Fish n' Chips is synonymous with England. That and curry, but fish and chips was first. I've been to a chippy (a fish and chips shop) in England a couple of times and just loved it! Fish and chips in the US is just not the same, it's really hard to find a place that even comes close to a British chippy. In England, the fish fillets we had were huge, about ½ pound each! Over here, all the "fish and chips" I've ever had or seen have been smaller and more like fish sticks.
My boyfriend tells me that plaice is the traditional fish to eat for fish and chips, but his step-father says it is cod. Regardless, I saw cod at the market, so that is what we had.
One thing I was really confused about on one of my trips to England is that I knew they called "fries" "chips" but I saw some restaurants advertise french fries. I found out that, in England, that "french fries" are the thinner version, more like you would get at McDonald's or Burger King. "Chips" are like what we Americans call "steak fries." Chips are "chipped off the potato" instead of "being Frenched" or "being cut in the French manner."
As for the debate of whether to do beer batter or not, I found a recipe from a woman who was from Yorkshire that was for beer batter. I also see boxes of batter at the supermarket for beer batter, so I figured it was traditional. My boyfriend said that he didn't think that he ever had a beer battered one, and I looked online and it seems as though only some places do beer batter.

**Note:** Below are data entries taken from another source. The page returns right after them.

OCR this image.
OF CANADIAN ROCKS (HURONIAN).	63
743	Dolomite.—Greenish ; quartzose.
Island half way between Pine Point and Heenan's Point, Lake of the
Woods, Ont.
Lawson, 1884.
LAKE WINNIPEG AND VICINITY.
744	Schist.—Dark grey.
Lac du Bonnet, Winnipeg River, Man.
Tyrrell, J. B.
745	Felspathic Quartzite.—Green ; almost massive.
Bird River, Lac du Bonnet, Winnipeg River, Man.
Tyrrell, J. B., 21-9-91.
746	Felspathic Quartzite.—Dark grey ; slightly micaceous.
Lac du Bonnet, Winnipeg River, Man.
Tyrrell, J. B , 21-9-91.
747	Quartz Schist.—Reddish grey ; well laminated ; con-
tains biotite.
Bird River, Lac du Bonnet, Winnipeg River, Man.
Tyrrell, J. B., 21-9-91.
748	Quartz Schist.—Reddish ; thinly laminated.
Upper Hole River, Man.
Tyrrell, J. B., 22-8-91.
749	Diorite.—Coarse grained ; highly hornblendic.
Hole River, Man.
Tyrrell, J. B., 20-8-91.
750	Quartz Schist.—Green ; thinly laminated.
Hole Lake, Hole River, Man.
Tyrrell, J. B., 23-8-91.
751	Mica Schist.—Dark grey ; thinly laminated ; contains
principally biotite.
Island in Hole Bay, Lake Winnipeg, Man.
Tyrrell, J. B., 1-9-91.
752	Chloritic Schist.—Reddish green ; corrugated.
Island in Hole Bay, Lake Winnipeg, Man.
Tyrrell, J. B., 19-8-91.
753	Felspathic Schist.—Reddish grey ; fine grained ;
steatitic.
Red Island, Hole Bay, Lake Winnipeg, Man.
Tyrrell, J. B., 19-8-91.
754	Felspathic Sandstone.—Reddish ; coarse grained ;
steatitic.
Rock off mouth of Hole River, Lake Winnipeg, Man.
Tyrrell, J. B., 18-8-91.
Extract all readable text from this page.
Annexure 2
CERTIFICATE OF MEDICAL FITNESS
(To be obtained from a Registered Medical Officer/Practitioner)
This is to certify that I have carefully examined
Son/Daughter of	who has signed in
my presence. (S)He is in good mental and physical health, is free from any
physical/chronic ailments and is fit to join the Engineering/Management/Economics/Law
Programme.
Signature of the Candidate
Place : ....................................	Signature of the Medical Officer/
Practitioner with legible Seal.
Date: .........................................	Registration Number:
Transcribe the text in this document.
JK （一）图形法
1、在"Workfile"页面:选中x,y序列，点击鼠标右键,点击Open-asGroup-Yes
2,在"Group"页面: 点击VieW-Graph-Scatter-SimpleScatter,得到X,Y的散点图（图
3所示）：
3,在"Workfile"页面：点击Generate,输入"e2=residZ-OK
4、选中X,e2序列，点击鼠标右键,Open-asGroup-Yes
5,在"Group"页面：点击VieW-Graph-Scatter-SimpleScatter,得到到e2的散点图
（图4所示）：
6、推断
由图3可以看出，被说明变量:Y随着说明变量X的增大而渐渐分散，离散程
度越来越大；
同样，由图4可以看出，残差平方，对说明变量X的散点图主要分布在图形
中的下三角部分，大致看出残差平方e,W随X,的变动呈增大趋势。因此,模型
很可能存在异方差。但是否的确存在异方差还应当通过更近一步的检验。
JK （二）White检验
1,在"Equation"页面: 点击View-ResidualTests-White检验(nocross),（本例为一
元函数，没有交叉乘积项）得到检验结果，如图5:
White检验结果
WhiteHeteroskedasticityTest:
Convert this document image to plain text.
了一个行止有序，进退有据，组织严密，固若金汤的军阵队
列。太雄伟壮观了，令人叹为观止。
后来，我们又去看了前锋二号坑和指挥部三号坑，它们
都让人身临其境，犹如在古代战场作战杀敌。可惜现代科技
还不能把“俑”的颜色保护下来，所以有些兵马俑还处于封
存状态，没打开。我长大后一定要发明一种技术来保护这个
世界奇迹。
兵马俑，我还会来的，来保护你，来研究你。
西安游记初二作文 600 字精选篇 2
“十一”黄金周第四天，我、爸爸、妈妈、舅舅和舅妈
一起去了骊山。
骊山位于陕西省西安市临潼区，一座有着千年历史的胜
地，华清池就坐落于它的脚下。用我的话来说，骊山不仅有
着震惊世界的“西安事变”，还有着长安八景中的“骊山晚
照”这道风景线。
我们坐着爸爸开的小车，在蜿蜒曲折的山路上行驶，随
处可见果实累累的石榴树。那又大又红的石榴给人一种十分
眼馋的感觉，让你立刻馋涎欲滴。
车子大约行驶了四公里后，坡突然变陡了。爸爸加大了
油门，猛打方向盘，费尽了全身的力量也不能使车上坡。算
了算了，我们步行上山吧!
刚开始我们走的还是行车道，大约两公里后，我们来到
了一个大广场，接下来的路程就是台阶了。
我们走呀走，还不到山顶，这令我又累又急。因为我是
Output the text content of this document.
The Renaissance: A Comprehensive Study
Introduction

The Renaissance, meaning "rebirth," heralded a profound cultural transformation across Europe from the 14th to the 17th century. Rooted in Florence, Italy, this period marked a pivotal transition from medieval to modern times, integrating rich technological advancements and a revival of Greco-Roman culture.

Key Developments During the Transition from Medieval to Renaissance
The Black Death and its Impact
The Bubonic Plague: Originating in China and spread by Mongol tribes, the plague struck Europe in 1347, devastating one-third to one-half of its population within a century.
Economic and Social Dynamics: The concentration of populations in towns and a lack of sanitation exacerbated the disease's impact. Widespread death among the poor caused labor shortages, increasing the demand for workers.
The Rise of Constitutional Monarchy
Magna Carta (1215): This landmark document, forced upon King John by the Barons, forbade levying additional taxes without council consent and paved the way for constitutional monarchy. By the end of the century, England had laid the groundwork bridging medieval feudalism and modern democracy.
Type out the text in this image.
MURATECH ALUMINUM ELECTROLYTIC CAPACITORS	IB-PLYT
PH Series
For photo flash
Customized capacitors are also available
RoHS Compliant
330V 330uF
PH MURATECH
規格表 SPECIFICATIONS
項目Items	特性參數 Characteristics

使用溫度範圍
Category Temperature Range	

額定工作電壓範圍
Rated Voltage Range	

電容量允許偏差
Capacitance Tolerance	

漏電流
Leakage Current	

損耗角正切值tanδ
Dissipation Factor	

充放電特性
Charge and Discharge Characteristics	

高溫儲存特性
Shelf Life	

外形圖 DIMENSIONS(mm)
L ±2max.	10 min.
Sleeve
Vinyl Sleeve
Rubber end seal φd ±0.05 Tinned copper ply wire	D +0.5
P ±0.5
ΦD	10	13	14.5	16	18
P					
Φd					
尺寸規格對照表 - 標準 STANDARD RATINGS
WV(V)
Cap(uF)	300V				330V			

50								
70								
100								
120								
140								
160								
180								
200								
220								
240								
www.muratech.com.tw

It makes sense since chippies are relatively inexpensive and beer would raise the price.
We both loved this meal, although neither of us are beer fans so I don't think I'll do a beer batter next time. There was just too much of a beer taste for us. I used a Newcastle Ale for the beer since that is from England.
We both LOVED the chips! I didn't have a mandoline or Vslicer, so I just used my chef's knife, which was perfectly fine for chips. I soaked them in water for about an hour to get rid of some excess starch and then did a double frying method. The chips turned out perfect! Lee couldn't stop eating them. I thought I made too many chips (six or seven russet potatoes go a long way!), but it turns out we didn't really have leftovers.
To fry or not to fry...Fry!! Baking won't give the same taste as frying. Also, according to Alton Brown, if you do the frying correctly you don't get in much extra fat anyway. As he explains, the moisture in the food is trying to get out and there is no room for the fat to go in. It's only once the moisture in the food is gone that it begins to absorb the oil. If done correctly, the food should absorb no more than a tablespoon for the entire dish!
As for the oil and frying method, I used canola oil because it doesn't add a lot of strange flavor to the food. When first making mozzarella sticks, I used vegetable oil, but I could taste the oil too much. I switched to canola and it soon became my favorite oil for frying. I didn't manage to get the oil up to the recommended temperature, but the oil got plenty hot enough and the chips turned out perfect anyway. I think the oil got up to 350°F in the end, but for most of the cooking the temp was in the high 200s.
One more tip, when beginning the process, turn on the kitchen fan and/or open some windows, otherwise your home will start to smell like a chippy. It's one thing to taste like a chippy, a completely different thing to smell like one!
I am rating this dish as a 4 out of 5 just because we would prefer it without the beer batter.
Beer Batter Fish and Chips
~3lbs. russet potatoes (or other good frying potato)
1 gallon mild oil such as canola
2 lbs cod fillets (you can sub either haddock or plaice)
6 oz. all-purpose flour + a bit extra for coating the fish
1 teaspoon baking soda
8 oz. beer
juice of ½ a lemon
salt
pepper
- Place oil in a dutch oven or fryer. My 6.5 quart dutch oven held a gallon. Leave about 1½ inches at the top to allow for oil bubbling.
- Scrub, peel, and thickly cut potatoes. Place in water to soak for about an hour.
- When oil reaches approximately 320°F, remove potatoes from water and dry. Carefully drop potatoes in oil one by one. Do small batches so the chips don't crowd. To safely drop in chips, hold by the end and only let go when the potato is mostly submerged. Cook for about 3 minutes or until soft, but not browned. Allow to sit on a cooling rack placed on top of a baking sheet.
- When potatoes are finished with the first fry, prepare the fish for frying. Coat them in the flour, shake off the excess, and coat in the batter. When thoroughly coated, slowly submerge the fish in the oil. Do not just drip the fish in the oil or the batter cannot set and it may stick to other parts of the fish. Cook for about 6-10 minutes or until golden brown. Remove to cooling rack and sprinkle with lemon juice. Place in oven at warm setting.
- Raise the temperature of the oil to approximately 375°F. In small batches, fry the potatoes in the same manner as before for about 3-5 minutes or until golden brown. Remove to the cooling rack and salt.
- Serve with malt vinegar and ketchup.